Posted on July 21, 2023

Jackson Council Begins Recognizing Town Hall Sits on Native Land

Hanna Merzbach, KHOL, July 12, 2023

Before the town of Jackson was established in the late 1800s, many Native American tribes depended on the land. In the years that followed, legal battles over land rights, injustice, racism and acts of cultural appropriation ensued.

Now at the town council’s regular meetings, officials will recognize this history. Mayor Hailey Morton Levinson read the indigenous land acknowledgement after reciting the Pledge of Allegiance at the Monday night meeting.

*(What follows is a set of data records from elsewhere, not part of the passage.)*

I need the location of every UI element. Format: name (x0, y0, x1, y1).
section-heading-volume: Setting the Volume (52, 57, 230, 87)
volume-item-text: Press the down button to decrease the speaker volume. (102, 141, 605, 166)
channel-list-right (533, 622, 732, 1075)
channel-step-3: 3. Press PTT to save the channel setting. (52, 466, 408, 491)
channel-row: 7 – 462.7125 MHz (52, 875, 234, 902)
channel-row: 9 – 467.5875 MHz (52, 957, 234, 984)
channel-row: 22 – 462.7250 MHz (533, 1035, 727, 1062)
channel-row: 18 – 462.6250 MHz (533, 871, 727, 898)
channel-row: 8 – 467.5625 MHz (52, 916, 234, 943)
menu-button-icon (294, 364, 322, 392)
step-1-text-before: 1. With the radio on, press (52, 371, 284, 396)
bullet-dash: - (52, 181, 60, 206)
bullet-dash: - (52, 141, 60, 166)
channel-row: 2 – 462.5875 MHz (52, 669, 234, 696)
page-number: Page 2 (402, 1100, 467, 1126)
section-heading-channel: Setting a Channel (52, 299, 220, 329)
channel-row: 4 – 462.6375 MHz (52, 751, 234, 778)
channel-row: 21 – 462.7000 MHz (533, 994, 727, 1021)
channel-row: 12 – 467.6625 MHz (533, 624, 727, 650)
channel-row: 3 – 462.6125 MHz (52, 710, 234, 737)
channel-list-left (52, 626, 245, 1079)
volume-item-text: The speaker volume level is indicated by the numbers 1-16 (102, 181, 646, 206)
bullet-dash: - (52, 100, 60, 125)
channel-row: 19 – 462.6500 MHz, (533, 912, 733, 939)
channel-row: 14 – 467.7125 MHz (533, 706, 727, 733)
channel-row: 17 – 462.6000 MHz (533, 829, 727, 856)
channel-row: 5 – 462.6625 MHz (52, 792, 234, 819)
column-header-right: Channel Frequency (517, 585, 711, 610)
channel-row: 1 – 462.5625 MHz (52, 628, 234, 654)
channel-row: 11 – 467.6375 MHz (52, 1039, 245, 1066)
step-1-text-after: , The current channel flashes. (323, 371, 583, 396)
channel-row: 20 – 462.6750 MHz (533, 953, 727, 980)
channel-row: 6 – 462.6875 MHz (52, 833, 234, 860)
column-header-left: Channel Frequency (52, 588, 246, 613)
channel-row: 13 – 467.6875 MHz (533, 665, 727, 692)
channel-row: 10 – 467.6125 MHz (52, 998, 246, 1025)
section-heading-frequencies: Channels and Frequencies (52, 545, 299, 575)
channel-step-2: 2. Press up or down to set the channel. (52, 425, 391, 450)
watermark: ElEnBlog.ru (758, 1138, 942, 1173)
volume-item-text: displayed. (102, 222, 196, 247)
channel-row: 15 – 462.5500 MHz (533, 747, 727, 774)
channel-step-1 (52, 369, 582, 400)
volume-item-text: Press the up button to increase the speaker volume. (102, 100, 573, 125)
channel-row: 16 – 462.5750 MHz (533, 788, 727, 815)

“We recognize that the land we are gathering on is the ancestral homeland of the Mountain Shoshone People who stewarded it for thousands of years,” Morton Levinson said, adding that this includes the Bannock, Blackfoot, Crow, Eastern Shoshone, Gros Ventre, Nez Perce, Northern Arapaho and other tribes.

{snip}

For Cherokee Brown, a member of the Northern Arapaho tribe, this was a big moment. {snip}

She said Jackson is the first town in Wyoming she’s heard of reading a native land acknowledgment, which have become increasingly popular at public events and universities in recent years. {snip}

{snip}

The move from the Jackson Town Council to start reading the land acknowledgements came at the urging of the town’s equity task force. A recent survey of the town found the majority of respondents wanted their government to invest in stronger equity and inclusion work.

{snip}

In addition to approving the land acknowledgement readings, council members also signed on to take further actions, including having staff attend Brown’s “Mending Relationships” workshops, visiting the Wind River Native Tribal Buffalo Initiative and reconsidering the land statement on a regular basis.